Installing a Wet Room
Wet rooms can give a modern and sleek appearance to a bathroom, but only when installed correctly.
Though ideal for homes that need a certain amount of accessibility for children or those with mobility concerns, wet rooms can become cold and damp if not properly waterproofed and tanked.
The majority of the work can be done yourself (kits usually come with the drain, connectors and the under tray) but it is recommended that you get a professional to correctly waterproof the room to save potential leeks and costly repairs.
When renovating her 1960s home, Sandra Coppin chose to upgrade her fittings, rather than stripping out everything that was already there. The painted exposed brick leading to the high window adds an industrial effect and makes the room seem taller, while the stylish silver taps provide a modern edge.
Black painted panelling and white walls compliment the simplicity of this bathroom remodel. Working to a budget doesn’t mean lack of luxury as the entire renovation project was completed for under £10,000.
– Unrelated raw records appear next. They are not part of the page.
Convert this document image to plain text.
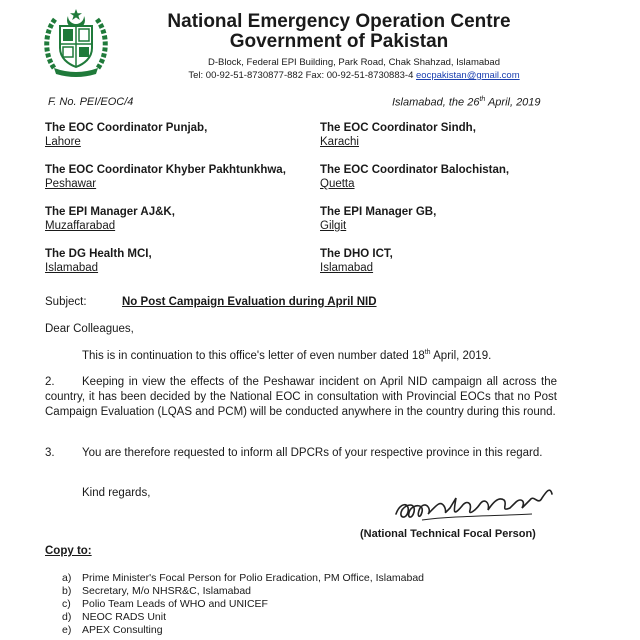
National Emergency Operation Centre
Government of Pakistan
D-Block, Federal EPI Building, Park Road, Chak Shahzad, Islamabad
Tel: 00-92-51-8730877-882 Fax: 00-92-51-8730883-4 eocpakistan@gmail.com
F. No. PEI/EOC/4	Islamabad, the 26th April, 2019
The EOC Coordinator Punjab,
Lahore
The EOC Coordinator Sindh,
Karachi
The EOC Coordinator Khyber Pakhtunkhwa,
Peshawar
The EOC Coordinator Balochistan,
Quetta
The EPI Manager AJ&K,
Muzaffarabad
The EPI Manager GB,
Gilgit
The DG Health MCI,
Islamabad
The DHO ICT,
Islamabad
Subject:	No Post Campaign Evaluation during April NID
Dear Colleagues,
This is in continuation to this office's letter of even number dated 18th April, 2019.
2. Keeping in view the effects of the Peshawar incident on April NID campaign all across the country, it has been decided by the National EOC in consultation with Provincial EOCs that no Post Campaign Evaluation (LQAS and PCM) will be conducted anywhere in the country during this round.
3. You are therefore requested to inform all DPCRs of your respective province in this regard.
Kind regards,
(National Technical Focal Person)
Copy to:
a) Prime Minister's Focal Person for Polio Eradication, PM Office, Islamabad
b) Secretary, M/o NHSR&C, Islamabad
c) Polio Team Leads of WHO and UNICEF
d) NEOC RADS Unit
e) APEX Consulting
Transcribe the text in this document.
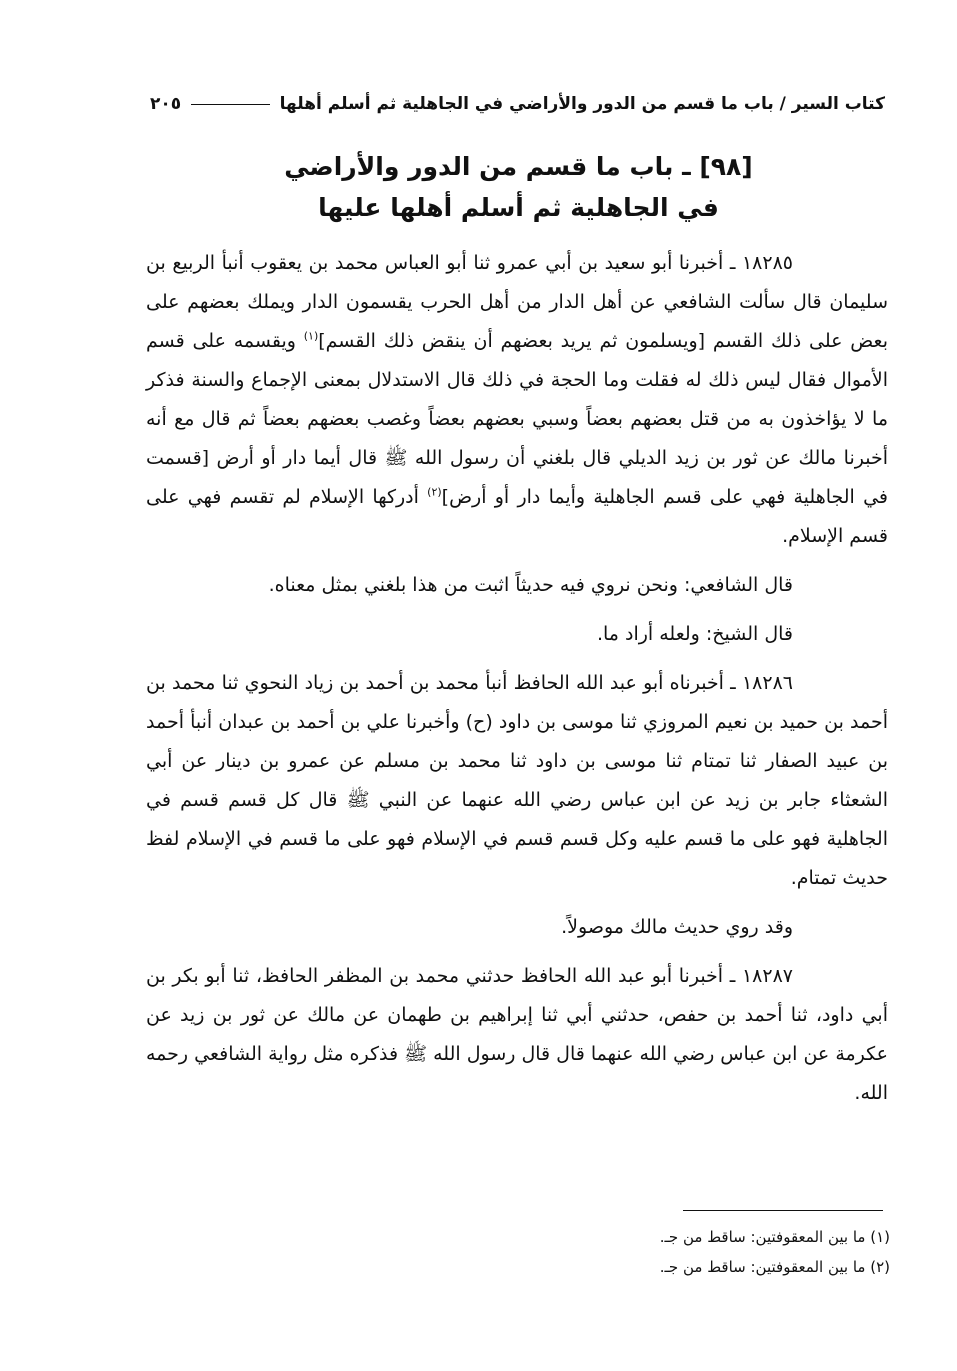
كتاب السير / باب ما قسم من الدور والأراضي في الجاهلية ثم أسلم أهلها
٢٠٥
[٩٨] ـ باب ما قسم من الدور والأراضي
في الجاهلية ثم أسلم أهلها عليها

١٨٢٨٥ ـ أخبرنا أبو سعيد بن أبي عمرو ثنا أبو العباس محمد بن يعقوب أنبأ الربيع بن سليمان قال سألت الشافعي عن أهل الدار من أهل الحرب يقسمون الدار ويملك بعضهم على بعض على ذلك القسم [ويسلمون ثم يريد بعضهم أن ينقض ذلك القسم]$^{(١)}$ ويقسمه على قسم الأموال فقال ليس ذلك له فقلت وما الحجة في ذلك قال الاستدلال بمعنى الإجماع والسنة فذكر ما لا يؤاخذون به من قتل بعضهم بعضاً وسبي بعضهم بعضاً وغصب بعضهم بعضاً ثم قال مع أنه أخبرنا مالك عن ثور بن زيد الديلي قال بلغني أن رسول الله ﷺ قال أيما دار أو أرض [قسمت في الجاهلية فهي على قسم الجاهلية وأيما دار أو أرض]$^{(٢)}$ أدركها الإسلام لم تقسم فهي على قسم الإسلام.

قال الشافعي: ونحن نروي فيه حديثاً اثبت من هذا بلغني بمثل معناه.

قال الشيخ: ولعله أراد ما.

١٨٢٨٦ ـ أخبرناه أبو عبد الله الحافظ أنبأ محمد بن أحمد بن زياد النحوي ثنا محمد بن أحمد بن حميد بن نعيم المروزي ثنا موسى بن داود (ح) وأخبرنا علي بن أحمد بن عبدان أنبأ أحمد بن عبيد الصفار ثنا تمتام ثنا موسى بن داود ثنا محمد بن مسلم عن عمرو بن دينار عن أبي الشعثاء جابر بن زيد عن ابن عباس رضي الله عنهما عن النبي ﷺ قال كل قسم قسم في الجاهلية فهو على ما قسم عليه وكل قسم قسم في الإسلام فهو على ما قسم في الإسلام لفظ حديث تمتام.

وقد روي حديث مالك موصولاً.

١٨٢٨٧ ـ أخبرنا أبو عبد الله الحافظ حدثني محمد بن المظفر الحافظ، ثنا أبو بكر بن أبي داود، ثنا أحمد بن حفص، حدثني أبي ثنا إبراهيم بن طهمان عن مالك عن ثور بن زيد عن عكرمة عن ابن عباس رضي الله عنهما قال قال رسول الله ﷺ فذكره مثل رواية الشافعي رحمه الله.

(١) ما بين المعقوفتين: ساقط من جـ.

(٢) ما بين المعقوفتين: ساقط من جـ.
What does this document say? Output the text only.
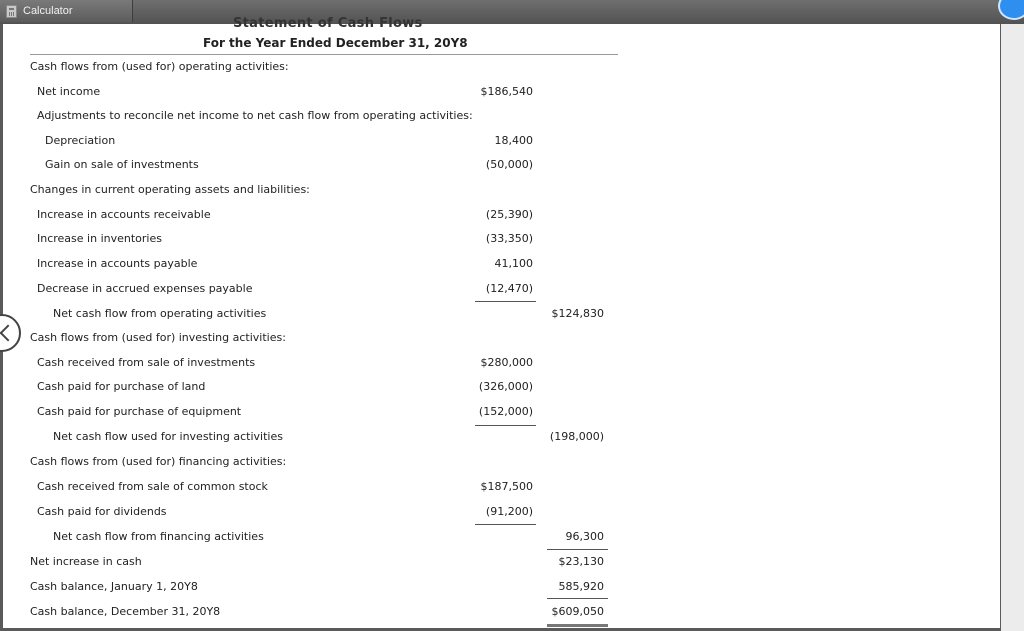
Calculator
Statement of Cash Flows
For the Year Ended December 31, 20Y8
Cash flows from (used for) operating activities:
Net income	$186,540
Adjustments to reconcile net income to net cash flow from operating activities:
Depreciation	18,400
Gain on sale of investments	(50,000)
Changes in current operating assets and liabilities:
Increase in accounts receivable	(25,390)
Increase in inventories	(33,350)
Increase in accounts payable	41,100
Decrease in accrued expenses payable	(12,470)
Net cash flow from operating activities	$124,830
Cash flows from (used for) investing activities:
Cash received from sale of investments	$280,000
Cash paid for purchase of land	(326,000)
Cash paid for purchase of equipment	(152,000)
Net cash flow used for investing activities	(198,000)
Cash flows from (used for) financing activities:
Cash received from sale of common stock	$187,500
Cash paid for dividends	(91,200)
Net cash flow from financing activities	96,300
Net increase in cash	$23,130
Cash balance, January 1, 20Y8	585,920
Cash balance, December 31, 20Y8	$609,050
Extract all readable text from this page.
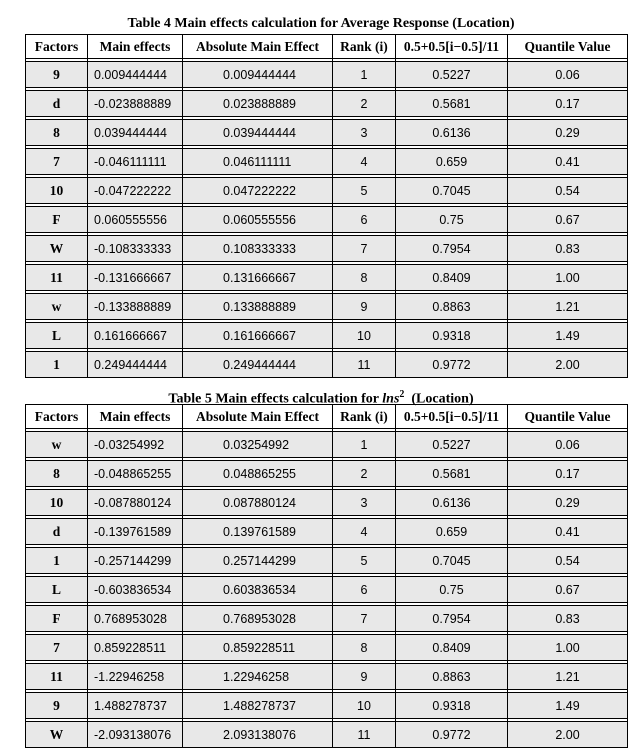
Table 4 Main effects calculation for Average Response (Location)
Factors	Main effects	Absolute Main Effect	Rank (i)	0.5+0.5[i−0.5]/11	Quantile Value

9	0.009444444	0.009444444	1	0.5227	0.06

d	-0.023888889	0.023888889	2	0.5681	0.17

8	0.039444444	0.039444444	3	0.6136	0.29

7	-0.046111111	0.046111111	4	0.659	0.41

10	-0.047222222	0.047222222	5	0.7045	0.54

F	0.060555556	0.060555556	6	0.75	0.67

W	-0.108333333	0.108333333	7	0.7954	0.83

11	-0.131666667	0.131666667	8	0.8409	1.00

w	-0.133888889	0.133888889	9	0.8863	1.21

L	0.161666667	0.161666667	10	0.9318	1.49

1	0.249444444	0.249444444	11	0.9772	2.00
Table 5 Main effects calculation for lns$^2$  (Location)
Factors	Main effects	Absolute Main Effect	Rank (i)	0.5+0.5[i−0.5]/11	Quantile Value

w	-0.03254992	0.03254992	1	0.5227	0.06

8	-0.048865255	0.048865255	2	0.5681	0.17

10	-0.087880124	0.087880124	3	0.6136	0.29

d	-0.139761589	0.139761589	4	0.659	0.41

1	-0.257144299	0.257144299	5	0.7045	0.54

L	-0.603836534	0.603836534	6	0.75	0.67

F	0.768953028	0.768953028	7	0.7954	0.83

7	0.859228511	0.859228511	8	0.8409	1.00

11	-1.22946258	1.22946258	9	0.8863	1.21

9	1.488278737	1.488278737	10	0.9318	1.49

W	-2.093138076	2.093138076	11	0.9772	2.00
While minimal in design – greys and whites dominate this space – a copper radiator has been installed to provide a distinctly individual look. Features like a sparsely-used patterned tile or an unusual light fitting are ideas that could spruce up a room without the need for regular style upkeep.
Although neutral colours inspire feelings of relaxation, this characterful Victorian renovation includes a bathroom showstopper that creates such a clear connection to absolute exuberance and luxury that the limited space becomes an asset rather than a problem.